Judge Oliver Wanger ruled in favor of farmers. He says federal agencies didn't comply with the law in putting salmon on the protected species list. But he wasn't ready to make a final decision on how much added water they could get.
Leaving the federal courthouse entrance Wednesday -- Westlands Water District General Manager Tom Birmingham remained confident after two hours of deliberations. Birmingham represents a group of farmers and water contractors who filed the injunction. "Every day in which we are losing water has the potential to adversely affect agricultural expectations on the west side of the San Joaquin Valley."
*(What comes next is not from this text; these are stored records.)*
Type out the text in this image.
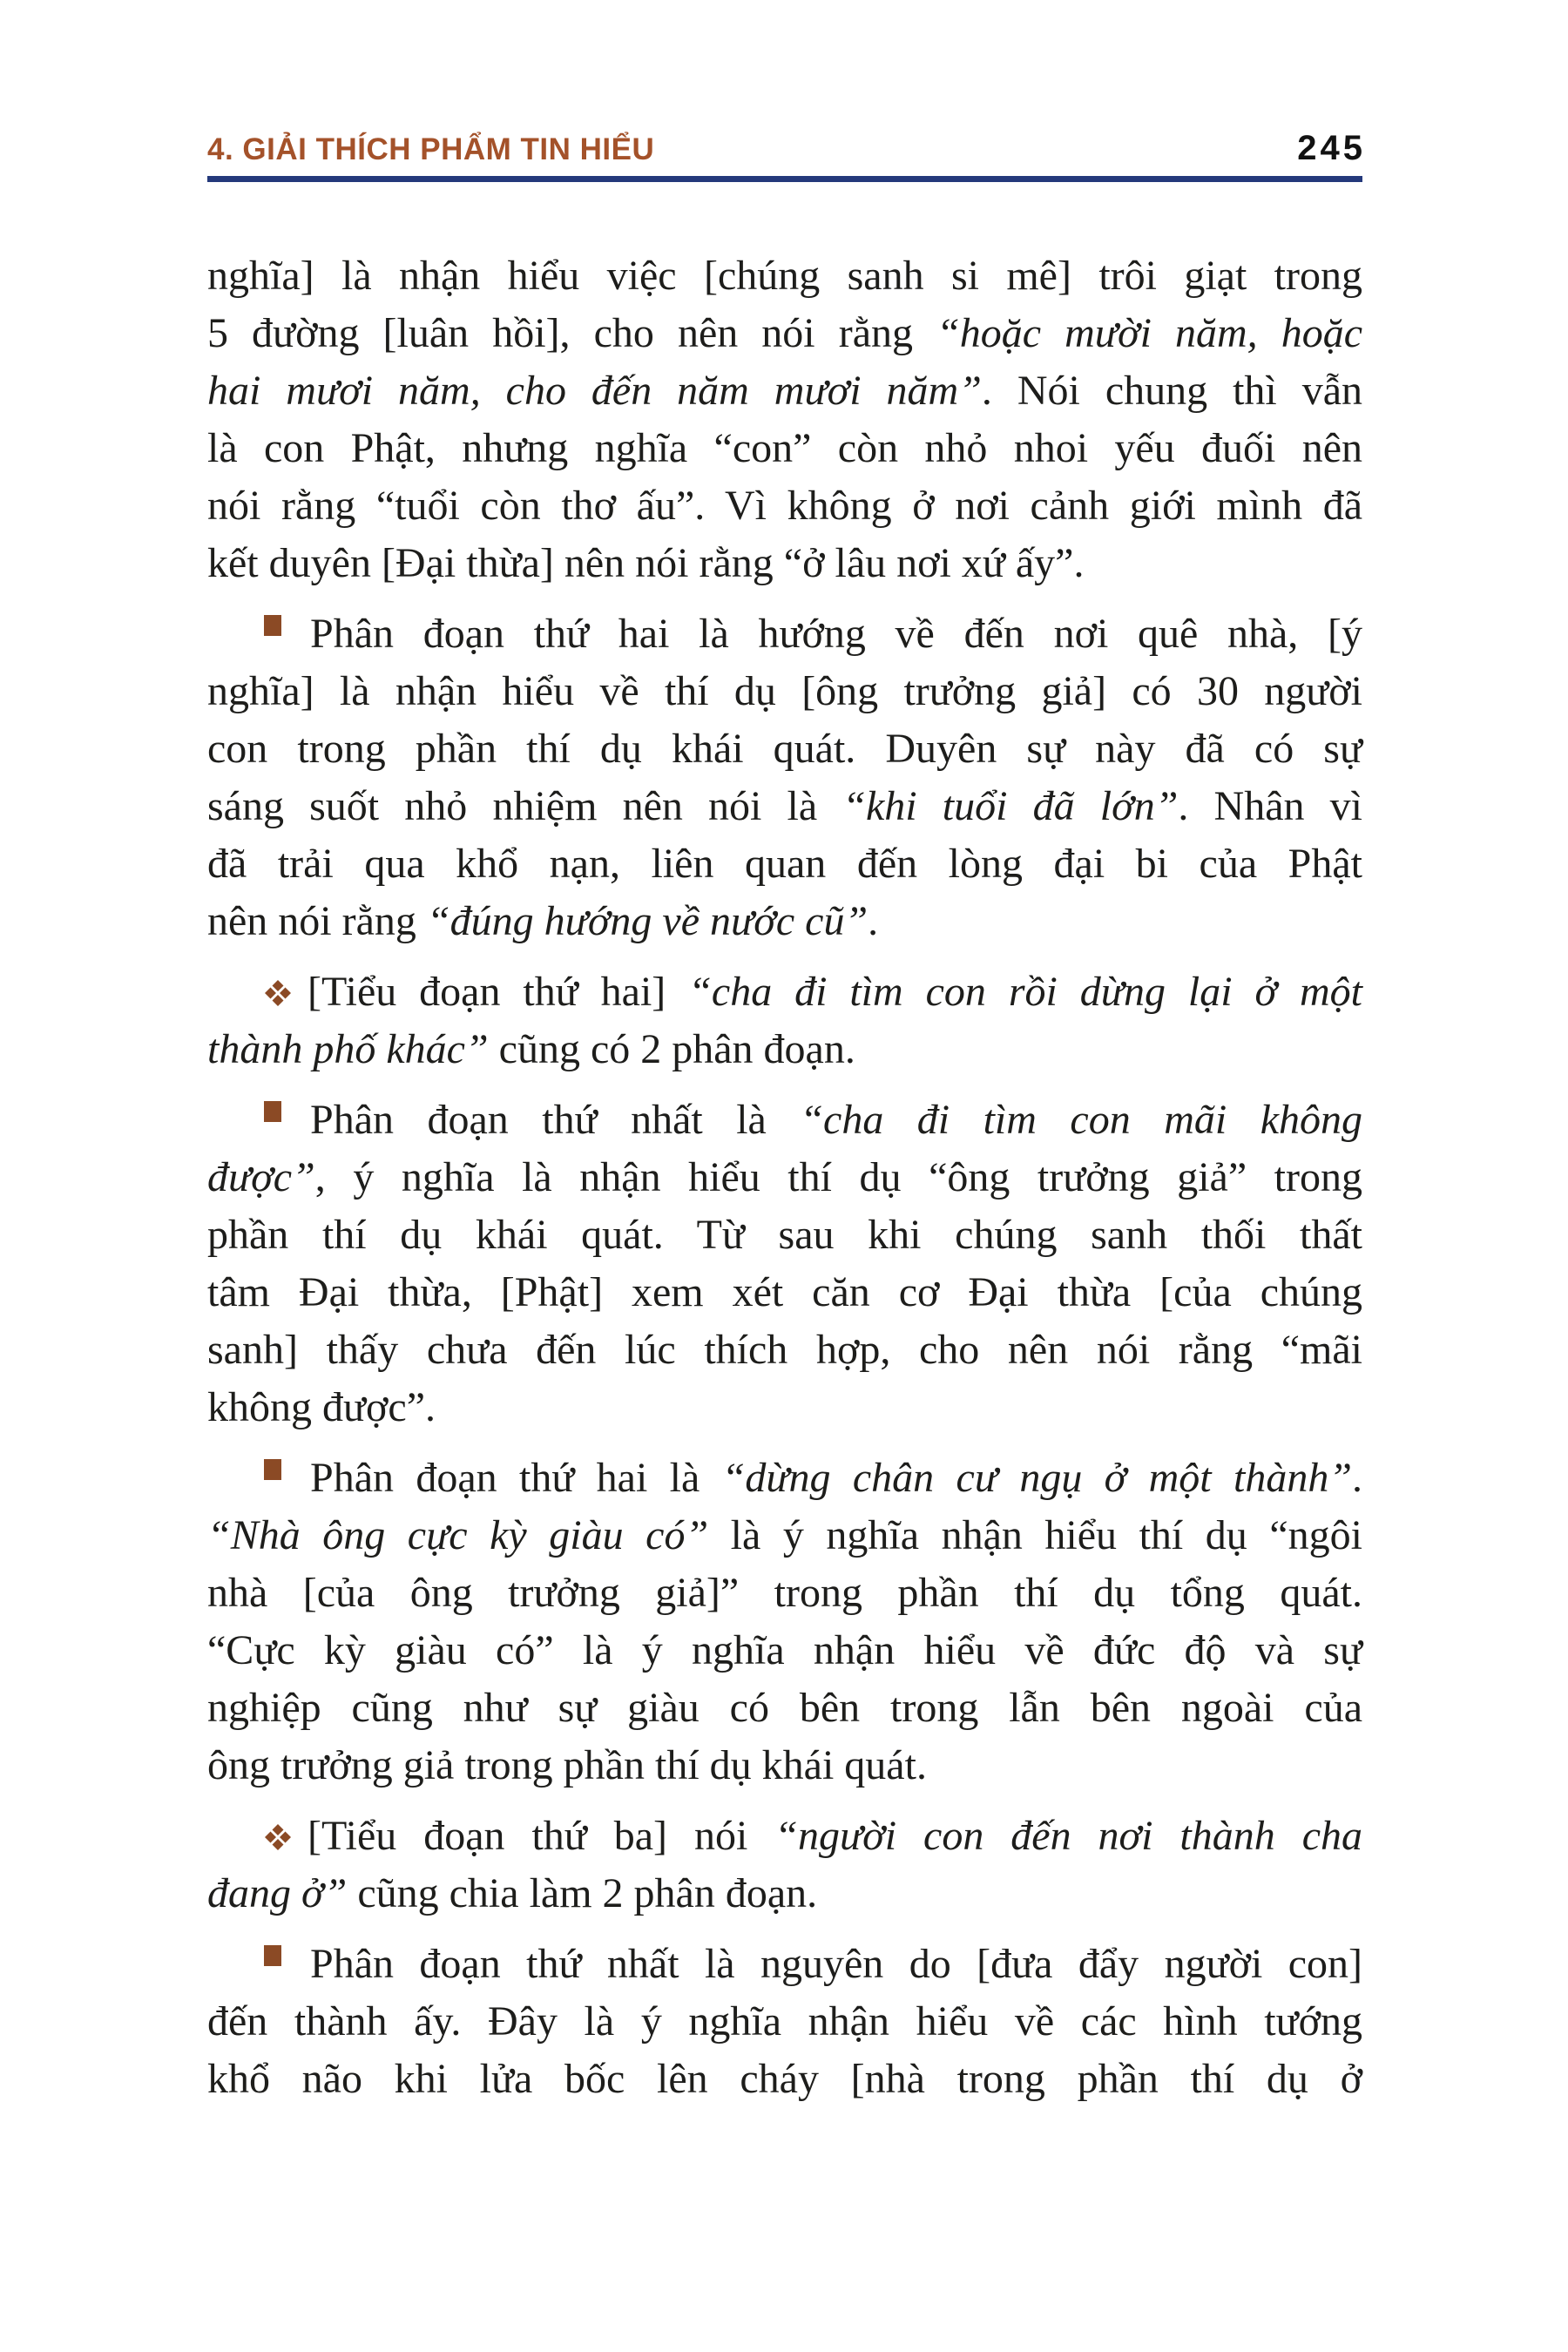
4. GIẢI THÍCH PHẨM TIN HIỂU	245
nghĩa] là nhận hiểu việc [chúng sanh si mê] trôi giạt trong
5 đường [luân hồi], cho nên nói rằng “hoặc mười năm, hoặc
hai mươi năm, cho đến năm mươi năm”. Nói chung thì vẫn
là con Phật, nhưng nghĩa “con” còn nhỏ nhoi yếu đuối nên
nói rằng “tuổi còn thơ ấu”. Vì không ở nơi cảnh giới mình đã
kết duyên [Đại thừa] nên nói rằng “ở lâu nơi xứ ấy”.
Phân đoạn thứ hai là hướng về đến nơi quê nhà, [ý
nghĩa] là nhận hiểu về thí dụ [ông trưởng giả] có 30 người
con trong phần thí dụ khái quát. Duyên sự này đã có sự
sáng suốt nhỏ nhiệm nên nói là “khi tuổi đã lớn”. Nhân vì
đã trải qua khổ nạn, liên quan đến lòng đại bi của Phật
nên nói rằng “đúng hướng về nước cũ”.
[Tiểu đoạn thứ hai] “cha đi tìm con rồi dừng lại ở một
thành phố khác” cũng có 2 phân đoạn.
Phân đoạn thứ nhất là “cha đi tìm con mãi không
được”, ý nghĩa là nhận hiểu thí dụ “ông trưởng giả” trong
phần thí dụ khái quát. Từ sau khi chúng sanh thối thất
tâm Đại thừa, [Phật] xem xét căn cơ Đại thừa [của chúng
sanh] thấy chưa đến lúc thích hợp, cho nên nói rằng “mãi
không được”.
Phân đoạn thứ hai là “dừng chân cư ngụ ở một thành”.
“Nhà ông cực kỳ giàu có” là ý nghĩa nhận hiểu thí dụ “ngôi
nhà [của ông trưởng giả]” trong phần thí dụ tổng quát.
“Cực kỳ giàu có” là ý nghĩa nhận hiểu về đức độ và sự
nghiệp cũng như sự giàu có bên trong lẫn bên ngoài của
ông trưởng giả trong phần thí dụ khái quát.
[Tiểu đoạn thứ ba] nói “người con đến nơi thành cha
đang ở” cũng chia làm 2 phân đoạn.
Phân đoạn thứ nhất là nguyên do [đưa đẩy người con]
đến thành ấy. Đây là ý nghĩa nhận hiểu về các hình tướng
khổ não khi lửa bốc lên cháy [nhà trong phần thí dụ ở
As it stands now, federal agencies are putting tight restrictions on how much water can be pumped out to farmers. The injunction would allow access to more water -- which farmers say will help them grow more crops. Action News obtained a copy of Wednesday's ruling.
In it, Judge Wanger said, "Until defendant agencies have complied with the law, some injunctive relief pending NEPA compliance is appropriate, so long as it will not further jeopardize the species or their habitat."
What that means is the farmers wouldn't be restricted by government guidelines anymore. The injunction would only be voided if federal agencies can prove without a doubt that salmon would be in direct danger because of the extra pumping.
Lawyers representing the federal agencies were not present inside the courtroom, but appeared via telephone. Environmental groups and fisherman claim the injunction would threaten spring-run salmon in the Valley.
Earthjustice Attorney, Erin Tobin said, "There are salmon and steelhead migration through the delta right now -- will be affected by any change in the amount of pumping going on. There's less water for the fish and it will affect them."
"We expect to be able to demonstrate that entering an injunction will not create any potential risk for the species that are protected by the biological opinions," said Birmingham.
The legal debate heats up with the decision on water expected next Tuesday.
An interesting thing to note is that the pumping season ends June 15th. If Judge Wanger upholds the injunction -- it would leave only 20 days of extra pumping. Both sides say it's an important three weeks to their respective industries.